SHAH ALAM: Malaysia needs to strengthen the resilience of the recycling industry’s supply chain by utilising local materials as a source of raw materials to reduce dependence on plastic and polyethylene terephthalate (PET) imports, urged Deputy Investment, Trade and Industry Minister Sim Tze Tzin.
Sim said the West Asia conflict had affected the supply of raw materials and increased costs for local recycling companies, manufacturers, and factories that depend on imported plastics and PET.
“We can no longer rely on imported materials from abroad and need to boost productivity in the country.
“Hence, this expo is very important for local recyclers and producers to collaborate,” he told reporters after the launch of the Malaysia Waste Management and Recycling Expo 2026 (MyWare) and Malaysia Logistics Warehouse Expo 2026 (MyLog) here today.
Also present at the event was Ministry of Housing and Local Government (KPKT) secretary-general Datuk Dr M Noor Azman Taib.
Sim said the country’s current recycling performance is approaching 40%, but the goal still has ample room for improvement through industry investment in modern facilities to boost productivity.
He said steps to optimise recycling waste are very critical, especially in landfill areas, which are always filled with recyclable materials.
He said that, as an initial step, the government has introduced the extended producer responsibility initiative since January 2026 under KPKT and the circular economy action plan, under which manufacturers whose products are not recycling-friendly will be charged a fee.
“Statistics show that about 40% of daily waste, or around 15,000 tonnes, is recyclable materials such as plastic, paper and metal.
“But every year about RM500 million worth of materials is dumped in landfills, even though these can be recycled to increase their value,” he said.
Sim said that, to support the transition, the Ministry of Investment, Trade and Industry (MITI) is now setting active targets to accelerate the industry’s progress through the New Incentive Framework.
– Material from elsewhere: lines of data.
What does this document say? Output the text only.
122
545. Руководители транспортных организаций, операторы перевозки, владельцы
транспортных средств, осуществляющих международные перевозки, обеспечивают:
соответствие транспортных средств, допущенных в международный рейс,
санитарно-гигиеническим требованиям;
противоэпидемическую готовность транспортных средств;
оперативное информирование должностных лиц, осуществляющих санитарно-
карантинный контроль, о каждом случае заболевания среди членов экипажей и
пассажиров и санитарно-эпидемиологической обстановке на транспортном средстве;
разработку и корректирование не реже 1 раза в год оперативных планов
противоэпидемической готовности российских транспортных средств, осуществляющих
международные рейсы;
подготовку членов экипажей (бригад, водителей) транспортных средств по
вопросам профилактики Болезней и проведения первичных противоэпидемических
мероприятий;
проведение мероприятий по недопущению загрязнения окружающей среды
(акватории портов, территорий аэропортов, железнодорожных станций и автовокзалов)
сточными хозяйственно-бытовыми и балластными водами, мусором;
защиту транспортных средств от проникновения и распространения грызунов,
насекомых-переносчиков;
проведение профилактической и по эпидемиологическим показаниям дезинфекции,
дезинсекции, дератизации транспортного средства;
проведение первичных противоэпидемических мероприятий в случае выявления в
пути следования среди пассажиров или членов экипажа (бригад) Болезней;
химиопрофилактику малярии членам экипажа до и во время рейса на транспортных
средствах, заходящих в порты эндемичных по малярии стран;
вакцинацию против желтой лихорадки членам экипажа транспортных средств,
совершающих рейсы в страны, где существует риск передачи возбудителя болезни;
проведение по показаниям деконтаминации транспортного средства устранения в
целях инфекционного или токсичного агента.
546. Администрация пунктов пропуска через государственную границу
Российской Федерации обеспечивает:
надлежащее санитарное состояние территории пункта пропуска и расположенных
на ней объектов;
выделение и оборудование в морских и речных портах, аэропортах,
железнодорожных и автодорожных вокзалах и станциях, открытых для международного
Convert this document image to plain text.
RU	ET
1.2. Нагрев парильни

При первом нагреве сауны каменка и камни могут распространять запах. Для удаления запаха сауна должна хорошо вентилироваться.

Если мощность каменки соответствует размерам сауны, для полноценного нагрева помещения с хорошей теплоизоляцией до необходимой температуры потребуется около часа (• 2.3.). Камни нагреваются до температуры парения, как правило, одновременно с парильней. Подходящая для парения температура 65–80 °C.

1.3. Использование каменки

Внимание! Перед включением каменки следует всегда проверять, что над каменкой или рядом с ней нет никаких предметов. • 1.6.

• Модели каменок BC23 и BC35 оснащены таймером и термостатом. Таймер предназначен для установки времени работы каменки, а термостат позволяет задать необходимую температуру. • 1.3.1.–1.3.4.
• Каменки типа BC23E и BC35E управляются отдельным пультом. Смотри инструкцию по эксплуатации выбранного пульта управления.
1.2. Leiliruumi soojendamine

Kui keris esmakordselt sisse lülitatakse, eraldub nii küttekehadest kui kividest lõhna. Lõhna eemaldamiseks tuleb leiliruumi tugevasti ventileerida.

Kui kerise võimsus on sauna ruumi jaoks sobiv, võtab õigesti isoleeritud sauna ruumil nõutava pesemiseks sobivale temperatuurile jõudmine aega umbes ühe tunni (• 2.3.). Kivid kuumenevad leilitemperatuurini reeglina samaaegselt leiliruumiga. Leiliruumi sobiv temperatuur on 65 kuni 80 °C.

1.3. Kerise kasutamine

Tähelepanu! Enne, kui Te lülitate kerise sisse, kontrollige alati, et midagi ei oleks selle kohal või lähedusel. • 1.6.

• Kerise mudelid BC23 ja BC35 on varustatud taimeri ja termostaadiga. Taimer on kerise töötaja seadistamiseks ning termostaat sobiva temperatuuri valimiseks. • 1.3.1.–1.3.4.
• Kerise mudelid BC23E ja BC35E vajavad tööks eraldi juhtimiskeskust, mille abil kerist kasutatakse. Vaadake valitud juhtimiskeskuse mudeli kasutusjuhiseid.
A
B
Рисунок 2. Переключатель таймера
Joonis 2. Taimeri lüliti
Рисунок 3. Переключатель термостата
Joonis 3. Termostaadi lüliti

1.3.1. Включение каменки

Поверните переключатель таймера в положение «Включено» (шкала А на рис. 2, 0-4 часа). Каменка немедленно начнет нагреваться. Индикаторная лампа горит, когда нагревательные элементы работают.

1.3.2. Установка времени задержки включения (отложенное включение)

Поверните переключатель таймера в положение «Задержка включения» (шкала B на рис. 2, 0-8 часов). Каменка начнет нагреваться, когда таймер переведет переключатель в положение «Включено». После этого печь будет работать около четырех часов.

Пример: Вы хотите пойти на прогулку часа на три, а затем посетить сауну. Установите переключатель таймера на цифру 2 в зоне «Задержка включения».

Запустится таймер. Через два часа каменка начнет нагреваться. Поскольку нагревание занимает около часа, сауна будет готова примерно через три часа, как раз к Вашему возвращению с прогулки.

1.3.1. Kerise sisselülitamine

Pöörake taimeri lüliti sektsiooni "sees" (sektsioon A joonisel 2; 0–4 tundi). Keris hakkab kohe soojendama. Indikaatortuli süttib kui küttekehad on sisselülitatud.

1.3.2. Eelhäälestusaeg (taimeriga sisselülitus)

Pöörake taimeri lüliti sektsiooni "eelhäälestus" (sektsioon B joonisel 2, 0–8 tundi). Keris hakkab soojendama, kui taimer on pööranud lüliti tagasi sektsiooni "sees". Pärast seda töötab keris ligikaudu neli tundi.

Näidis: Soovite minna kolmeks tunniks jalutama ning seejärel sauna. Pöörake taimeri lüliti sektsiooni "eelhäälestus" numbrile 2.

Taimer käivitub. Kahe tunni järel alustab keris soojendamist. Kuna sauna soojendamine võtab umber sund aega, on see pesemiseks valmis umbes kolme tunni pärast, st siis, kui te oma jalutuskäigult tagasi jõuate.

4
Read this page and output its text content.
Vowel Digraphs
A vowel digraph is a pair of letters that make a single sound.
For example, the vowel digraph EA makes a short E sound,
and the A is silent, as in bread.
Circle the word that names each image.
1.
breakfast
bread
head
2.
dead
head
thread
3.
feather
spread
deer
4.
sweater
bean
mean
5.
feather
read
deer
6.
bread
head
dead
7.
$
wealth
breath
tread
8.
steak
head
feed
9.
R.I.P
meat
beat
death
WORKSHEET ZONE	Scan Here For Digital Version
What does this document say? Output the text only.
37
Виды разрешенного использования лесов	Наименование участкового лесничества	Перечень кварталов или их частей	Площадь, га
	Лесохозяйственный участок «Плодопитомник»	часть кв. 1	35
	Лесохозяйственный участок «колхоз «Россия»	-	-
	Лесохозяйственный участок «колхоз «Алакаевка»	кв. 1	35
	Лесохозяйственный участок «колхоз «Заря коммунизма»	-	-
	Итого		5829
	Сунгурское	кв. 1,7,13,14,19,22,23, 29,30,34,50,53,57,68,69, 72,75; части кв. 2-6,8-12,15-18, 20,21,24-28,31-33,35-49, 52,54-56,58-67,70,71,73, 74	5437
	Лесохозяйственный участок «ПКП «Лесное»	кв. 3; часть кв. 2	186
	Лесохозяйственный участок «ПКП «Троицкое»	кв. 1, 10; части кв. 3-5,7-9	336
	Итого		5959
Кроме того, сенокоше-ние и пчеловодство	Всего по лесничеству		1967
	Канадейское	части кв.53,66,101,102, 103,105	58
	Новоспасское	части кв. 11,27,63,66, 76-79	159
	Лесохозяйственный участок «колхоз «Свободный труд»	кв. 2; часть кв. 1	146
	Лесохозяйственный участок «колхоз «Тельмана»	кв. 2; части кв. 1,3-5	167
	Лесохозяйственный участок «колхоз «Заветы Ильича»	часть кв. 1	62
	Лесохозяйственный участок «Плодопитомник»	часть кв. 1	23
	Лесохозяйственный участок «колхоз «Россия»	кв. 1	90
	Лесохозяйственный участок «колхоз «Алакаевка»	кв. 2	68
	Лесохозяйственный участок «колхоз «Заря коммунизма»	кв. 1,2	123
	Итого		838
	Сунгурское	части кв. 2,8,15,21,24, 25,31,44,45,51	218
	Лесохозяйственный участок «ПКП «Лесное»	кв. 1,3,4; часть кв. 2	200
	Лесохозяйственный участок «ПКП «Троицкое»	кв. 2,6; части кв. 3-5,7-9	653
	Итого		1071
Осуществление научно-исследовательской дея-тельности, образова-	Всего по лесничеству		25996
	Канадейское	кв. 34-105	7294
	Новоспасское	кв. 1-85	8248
He said MITI has replaced the one-size-fits-all policy with the National Investment Aspirations Scorecard (NIA), which effectively makes environmental, social and governance performance for business growth more enduring.
He said recycling-friendly companies are eligible for special tax rates ranging from zero to 15%, or investment tax allowances of up to 100% for qualifying capital expenditures.
“For those investing specifically in green infrastructure, the green investment tax allowance and green income tax exemption are still available, with the benefit of an allowance of up to 100% for green assets or a 70% tax exemption for green services.
“For local businesses that are ready to change but are concerned about capital, the Malaysian Industrial Finance Development Finance Bhd also provides financial assistance through the Sustainable Green Business Financing facility,” he said.